Since leaving grad school in 1991 Attie and completed between 20-25 major works in places as disparate as Berlin, New York, Copenhagen and Amber Van. The first images shown to us were of his series of projections in Berlin circa 1991. Just several years after the fall of the Berlin wall Attie plunged into research looking for street maps and archive photos of former Jewish places of residence and businesses pre- holocaust. He went on to project these images on top of the existing structures or approximately in the same locations. The powerful images join the world of the past and disappeared with the often crumbing architecture of the time. THis work takes the images of these locations and places the visual memory of the past in the context of the current landscape.
He went on to show images constructed into light boxes that were then lowered into the Copenhagen canals. these images which show a selection of photos mixing current refugees with images of the rescued Jews of Denmark layered against images of water borne craft uses the juxtaposition of past heroism against current social ills as an active challenge to the social policies in denmark concerning immigration and refugee assistance.
I find Attie's work to be interesting as it often engages with social history and current social issues in the same work joining our memory of the past or lack there of to the current situation in a way often challenging the viewer to consider the links and to become informed about the contrast of ideas.

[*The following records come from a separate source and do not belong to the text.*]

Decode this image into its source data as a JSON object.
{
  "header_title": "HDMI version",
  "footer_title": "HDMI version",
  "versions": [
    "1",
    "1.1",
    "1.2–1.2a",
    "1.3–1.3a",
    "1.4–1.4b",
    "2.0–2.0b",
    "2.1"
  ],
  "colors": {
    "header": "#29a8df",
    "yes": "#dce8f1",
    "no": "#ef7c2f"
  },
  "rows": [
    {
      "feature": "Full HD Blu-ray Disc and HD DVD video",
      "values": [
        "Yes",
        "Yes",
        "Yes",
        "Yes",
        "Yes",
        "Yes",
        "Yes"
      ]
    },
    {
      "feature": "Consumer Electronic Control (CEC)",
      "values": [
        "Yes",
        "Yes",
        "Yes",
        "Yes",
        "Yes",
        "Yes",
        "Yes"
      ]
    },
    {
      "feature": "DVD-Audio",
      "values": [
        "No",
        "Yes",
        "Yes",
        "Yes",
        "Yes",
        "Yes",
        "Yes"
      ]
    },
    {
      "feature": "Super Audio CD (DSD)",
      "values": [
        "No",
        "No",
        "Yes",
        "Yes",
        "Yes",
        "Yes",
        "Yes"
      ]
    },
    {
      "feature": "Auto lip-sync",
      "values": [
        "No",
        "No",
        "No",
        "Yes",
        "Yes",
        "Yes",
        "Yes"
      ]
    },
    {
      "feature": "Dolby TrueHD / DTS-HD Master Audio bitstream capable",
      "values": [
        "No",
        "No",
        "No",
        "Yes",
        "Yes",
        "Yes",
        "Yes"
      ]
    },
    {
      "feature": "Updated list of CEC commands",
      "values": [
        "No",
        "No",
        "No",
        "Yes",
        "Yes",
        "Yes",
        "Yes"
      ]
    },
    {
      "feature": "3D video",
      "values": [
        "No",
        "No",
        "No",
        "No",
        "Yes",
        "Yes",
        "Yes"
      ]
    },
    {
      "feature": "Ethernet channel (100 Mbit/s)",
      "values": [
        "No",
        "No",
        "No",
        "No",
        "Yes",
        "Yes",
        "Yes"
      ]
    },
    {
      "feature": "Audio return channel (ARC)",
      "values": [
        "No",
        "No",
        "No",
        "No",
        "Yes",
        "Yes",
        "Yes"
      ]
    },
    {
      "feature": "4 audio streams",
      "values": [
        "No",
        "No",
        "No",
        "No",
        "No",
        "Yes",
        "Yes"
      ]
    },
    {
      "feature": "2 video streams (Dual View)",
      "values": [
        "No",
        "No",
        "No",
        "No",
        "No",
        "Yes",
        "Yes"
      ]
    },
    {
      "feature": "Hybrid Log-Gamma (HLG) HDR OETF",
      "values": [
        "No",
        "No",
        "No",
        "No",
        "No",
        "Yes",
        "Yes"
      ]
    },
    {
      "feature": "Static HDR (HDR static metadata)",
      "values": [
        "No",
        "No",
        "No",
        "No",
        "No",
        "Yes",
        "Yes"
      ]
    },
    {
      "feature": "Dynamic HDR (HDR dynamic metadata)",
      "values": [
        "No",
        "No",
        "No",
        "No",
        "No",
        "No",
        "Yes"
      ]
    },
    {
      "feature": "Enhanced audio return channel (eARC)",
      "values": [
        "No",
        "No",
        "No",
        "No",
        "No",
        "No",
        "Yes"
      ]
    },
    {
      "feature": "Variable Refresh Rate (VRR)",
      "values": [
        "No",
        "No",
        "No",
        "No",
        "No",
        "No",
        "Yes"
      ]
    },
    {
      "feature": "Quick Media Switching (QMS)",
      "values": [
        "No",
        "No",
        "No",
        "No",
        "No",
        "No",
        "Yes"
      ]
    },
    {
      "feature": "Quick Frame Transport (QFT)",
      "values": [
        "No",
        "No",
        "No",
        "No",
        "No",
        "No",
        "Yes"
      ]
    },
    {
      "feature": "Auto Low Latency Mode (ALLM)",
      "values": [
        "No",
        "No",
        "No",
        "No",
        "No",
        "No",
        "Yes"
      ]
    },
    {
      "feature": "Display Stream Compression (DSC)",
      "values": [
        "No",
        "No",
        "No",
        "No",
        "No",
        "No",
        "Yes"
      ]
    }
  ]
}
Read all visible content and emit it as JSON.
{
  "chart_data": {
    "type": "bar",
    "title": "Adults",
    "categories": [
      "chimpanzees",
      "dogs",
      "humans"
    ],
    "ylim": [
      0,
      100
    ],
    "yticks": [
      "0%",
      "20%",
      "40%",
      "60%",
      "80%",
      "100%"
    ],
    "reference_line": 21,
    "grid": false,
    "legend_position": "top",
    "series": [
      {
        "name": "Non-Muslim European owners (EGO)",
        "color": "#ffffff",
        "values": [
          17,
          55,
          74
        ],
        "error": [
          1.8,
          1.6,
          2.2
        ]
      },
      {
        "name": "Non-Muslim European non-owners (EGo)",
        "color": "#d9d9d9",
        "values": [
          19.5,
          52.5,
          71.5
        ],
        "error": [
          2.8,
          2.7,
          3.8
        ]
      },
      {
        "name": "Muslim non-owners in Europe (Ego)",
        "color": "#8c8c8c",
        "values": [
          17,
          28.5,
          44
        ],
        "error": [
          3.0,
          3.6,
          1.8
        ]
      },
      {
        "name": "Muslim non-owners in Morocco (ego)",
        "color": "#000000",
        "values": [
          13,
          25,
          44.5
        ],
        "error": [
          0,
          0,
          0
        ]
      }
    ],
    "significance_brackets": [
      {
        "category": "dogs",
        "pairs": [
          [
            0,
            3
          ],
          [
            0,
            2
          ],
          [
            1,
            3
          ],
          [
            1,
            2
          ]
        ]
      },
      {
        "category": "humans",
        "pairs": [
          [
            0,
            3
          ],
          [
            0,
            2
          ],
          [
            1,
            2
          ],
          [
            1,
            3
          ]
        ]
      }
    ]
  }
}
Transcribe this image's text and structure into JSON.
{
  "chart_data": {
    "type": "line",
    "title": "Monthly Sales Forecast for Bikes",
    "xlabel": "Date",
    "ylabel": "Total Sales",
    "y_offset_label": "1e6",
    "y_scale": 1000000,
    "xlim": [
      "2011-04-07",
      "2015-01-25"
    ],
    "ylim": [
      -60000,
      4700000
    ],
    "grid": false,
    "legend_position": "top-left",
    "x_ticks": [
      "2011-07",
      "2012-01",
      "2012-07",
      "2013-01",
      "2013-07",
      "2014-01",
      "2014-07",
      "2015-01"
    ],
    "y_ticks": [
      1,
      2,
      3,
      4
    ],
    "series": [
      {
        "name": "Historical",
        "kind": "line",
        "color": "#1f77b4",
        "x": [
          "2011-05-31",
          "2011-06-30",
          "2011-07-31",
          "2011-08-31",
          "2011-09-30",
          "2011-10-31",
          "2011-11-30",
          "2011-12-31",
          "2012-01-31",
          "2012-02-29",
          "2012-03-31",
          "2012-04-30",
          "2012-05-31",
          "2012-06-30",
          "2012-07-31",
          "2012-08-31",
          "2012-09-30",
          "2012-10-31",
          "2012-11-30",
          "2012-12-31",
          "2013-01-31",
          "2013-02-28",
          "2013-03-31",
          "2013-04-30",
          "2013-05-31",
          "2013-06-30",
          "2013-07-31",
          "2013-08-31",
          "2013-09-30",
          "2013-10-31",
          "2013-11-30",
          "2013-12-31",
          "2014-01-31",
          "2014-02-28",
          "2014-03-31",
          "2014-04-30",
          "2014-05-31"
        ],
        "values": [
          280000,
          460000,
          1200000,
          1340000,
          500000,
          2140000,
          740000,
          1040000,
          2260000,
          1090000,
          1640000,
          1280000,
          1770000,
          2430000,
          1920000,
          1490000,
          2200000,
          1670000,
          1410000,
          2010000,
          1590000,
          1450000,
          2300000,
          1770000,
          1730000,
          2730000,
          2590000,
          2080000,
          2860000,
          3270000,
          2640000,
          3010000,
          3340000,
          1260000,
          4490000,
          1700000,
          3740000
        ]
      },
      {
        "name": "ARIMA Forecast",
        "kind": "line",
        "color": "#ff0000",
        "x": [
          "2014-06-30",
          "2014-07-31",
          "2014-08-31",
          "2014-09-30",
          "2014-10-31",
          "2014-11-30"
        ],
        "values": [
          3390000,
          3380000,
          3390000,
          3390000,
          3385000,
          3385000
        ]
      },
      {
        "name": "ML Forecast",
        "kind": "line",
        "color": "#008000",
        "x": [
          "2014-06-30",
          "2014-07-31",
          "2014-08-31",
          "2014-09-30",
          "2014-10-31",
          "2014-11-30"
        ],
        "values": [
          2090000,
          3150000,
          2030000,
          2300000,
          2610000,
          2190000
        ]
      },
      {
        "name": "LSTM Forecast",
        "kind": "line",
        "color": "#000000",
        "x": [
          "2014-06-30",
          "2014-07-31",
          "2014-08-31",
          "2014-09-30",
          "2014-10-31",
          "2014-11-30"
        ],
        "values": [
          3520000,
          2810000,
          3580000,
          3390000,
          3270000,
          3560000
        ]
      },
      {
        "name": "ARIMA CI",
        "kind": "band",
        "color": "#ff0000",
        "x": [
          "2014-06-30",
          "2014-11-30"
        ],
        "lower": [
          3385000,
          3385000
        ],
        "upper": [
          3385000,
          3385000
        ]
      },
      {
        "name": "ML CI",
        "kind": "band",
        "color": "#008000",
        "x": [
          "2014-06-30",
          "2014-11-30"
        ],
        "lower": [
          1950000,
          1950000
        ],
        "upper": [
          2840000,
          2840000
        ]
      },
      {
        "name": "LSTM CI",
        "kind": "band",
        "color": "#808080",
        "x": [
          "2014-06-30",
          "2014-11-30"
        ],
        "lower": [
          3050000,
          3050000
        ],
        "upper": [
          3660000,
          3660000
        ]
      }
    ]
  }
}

Attie finished his lecture showing images and video from two projects both involving still subjects on moving platforms giving both motion and stillness to the subject matter. Using a similar process in both works Attie pursues different ends with each project. in one the project exists as a way to help the community of Amber Van to reclaim their identity alongside other Welsh towns and away from being constantly defined by the mining disaster that claimed the lives of some hundred of the town's children. In the other the memory of a racetrack is illustrated through the sites artifacts and persons who were drivers, regulars and technicians associated with the site.